NCLB Is Leading To Results. The most recent scores from the National Assessment of Educational Progress show that American children have made strong gains over the past five years - especially in the earlier grades. The results show that for fourth and eighth graders, math scores for white, Hispanic, and African-American students were the highest they have ever been. Overall scores for fourth-grade reading matched the all-time high - with significant improvements for Hispanic and African-American students. As scores for all children have risen, the achievement gap has started to close.
NCLB's Standards And Accountability Need To Be Applied To Public High Schools. At the elementary school level, American students score above the international average in math and science. But in high school, American students rank below those in many other countries. The President has proposed initiatives to improve high schools by measuring progress with reading and math tests; helping teachers identify and help children in danger of falling behind; bringing professionals from the math and science fields into the classroom; and ensuring that teachers in low-income schools have the training needed to teach Advanced Placement courses. If children are to have the education needed to compete in a global economy, we need to raise the bar on performance in our high schools.
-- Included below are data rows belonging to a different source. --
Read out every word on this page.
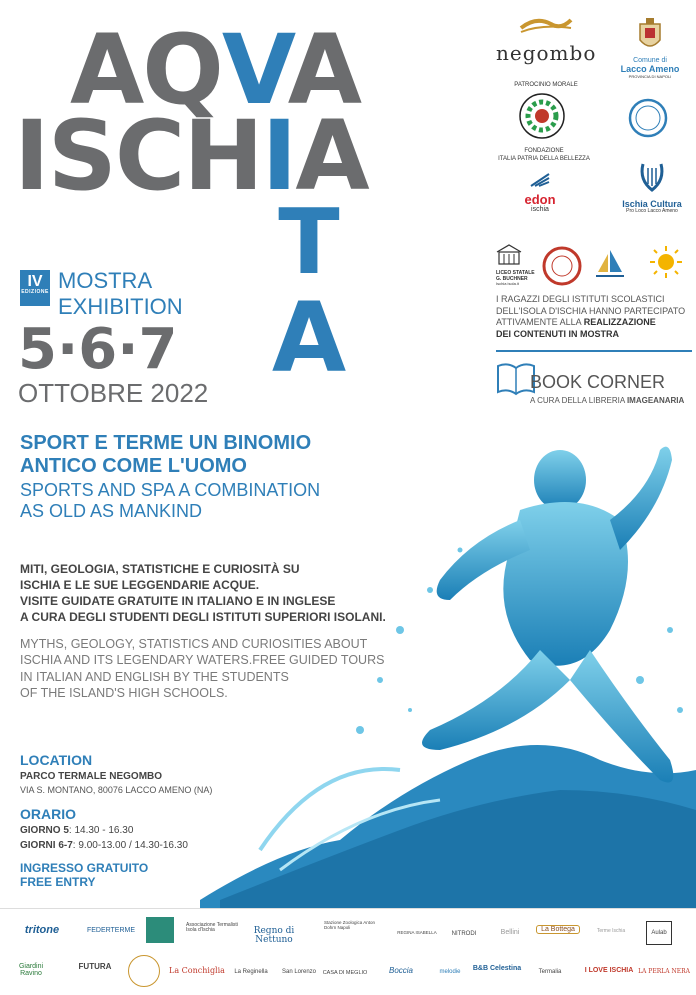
AQVA
ISCHIA
T
A
IV
EDIZIONE MOSTRA
EXHIBITION
5·6·7
OTTOBRE 2022
negombo	Comune di
Lacco Ameno
PROVINCIA DI NAPOLI
PATROCINIO MORALE
FONDAZIONE
ITALIA PATRIA DELLA BELLEZZA
edon
ischia
Ischia Cultura
Pro Loco Lacco Ameno
LICEO STATALE
G. BUCHNER
Ischia isola.it
I RAGAZZI DEGLI ISTITUTI SCOLASTICI
DELL'ISOLA D'ISCHIA HANNO PARTECIPATO
ATTIVAMENTE ALLA REALIZZAZIONE
DEI CONTENUTI IN MOSTRA
BOOK CORNER
A CURA DELLA LIBRERIA IMAGEANARIA
SPORT E TERME UN BINOMIO
ANTICO COME L'UOMO
SPORTS AND SPA A COMBINATION
AS OLD AS MANKIND
MITI, GEOLOGIA, STATISTICHE E CURIOSITÀ SU
ISCHIA E LE SUE LEGGENDARIE ACQUE.
VISITE GUIDATE GRATUITE IN ITALIANO E IN INGLESE
A CURA DEGLI STUDENTI DEGLI ISTITUTI SUPERIORI ISOLANI.
MYTHS, GEOLOGY, STATISTICS AND CURIOSITIES ABOUT
ISCHIA AND ITS LEGENDARY WATERS.FREE GUIDED TOURS
IN ITALIAN AND ENGLISH BY THE STUDENTS
OF THE ISLAND'S HIGH SCHOOLS.
LOCATION
PARCO TERMALE NEGOMBO
VIA S. MONTANO, 80076 LACCO AMENO (NA)
ORARIO
GIORNO 5: 14.30 - 16.30
GIORNI 6-7: 9.00-13.00 / 14.30-16.30
INGRESSO GRATUITO
FREE ENTRY
tritone	FEDERTERME
Associazione Termalisti Isola d'Ischia	Regno di Nettuno
Stazione Zoologica Anton Dohrn Napoli
REGINA ISABELLA	NITRODI	Bellini	La Bottega	Terme Ischia	Aulab
Giardini Ravino
FUTURA	La Conchiglia	La Reginella	San Lorenzo	CASA DI MEGLIO	Boccia	melodie	B&B Celestina	Termalia	I LOVE ISCHIA LA PERLA NERA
The Administration Is Making It Easier For More Americans To Receive A College Education. In the 21st century, the best jobs will require a college education. To make opportunity real for all Americans, college degrees must be more affordable. So the Administration has increased funding for Pell grants by 49% since 2001 and increased the number of students receiving Pell grants by one million - making them available to the largest number of students in the Nation's history.
The Federal Government Will Help Workers Get Job Training. People need to get training for jobs that actually exist, and that means job-training programs that are flexible, work with employers, and meet the local workplace's demands. Community colleges are one of the most effective ways to get people needed training. The Administration's Community-Based Job Training Grants are designed to help workers get job training in high-growth industries through community and technical colleges. These colleges work with employers to train workers for jobs that actually exist - and in 2005, the Administration awarded $125 million in grants and will help them again in 2006. By reforming job training programs and supporting community colleges, the government is helping workers improve their lives and keeping America a land of opportunity.
Ensuring Opportunity By Promoting Free And Fair Trade
America Must Welcome The Opportunities That A Global Economy Offers. Ninety-five percent of potential customers live abroad. Opening new markets will help the economy to continue to grow and create job opportunities for Americans.
The Administration Is Working To Ensure A Level Playing Field For American Products Abroad. The United States will continue to push for free and fair trade at the global level through the World Trade Organization and at the regional level through agreements such as CAFTA. The President believes that so long as there is a level playing field, the American worker, entrepreneur, and farmer can compete with anybody, any time, any place.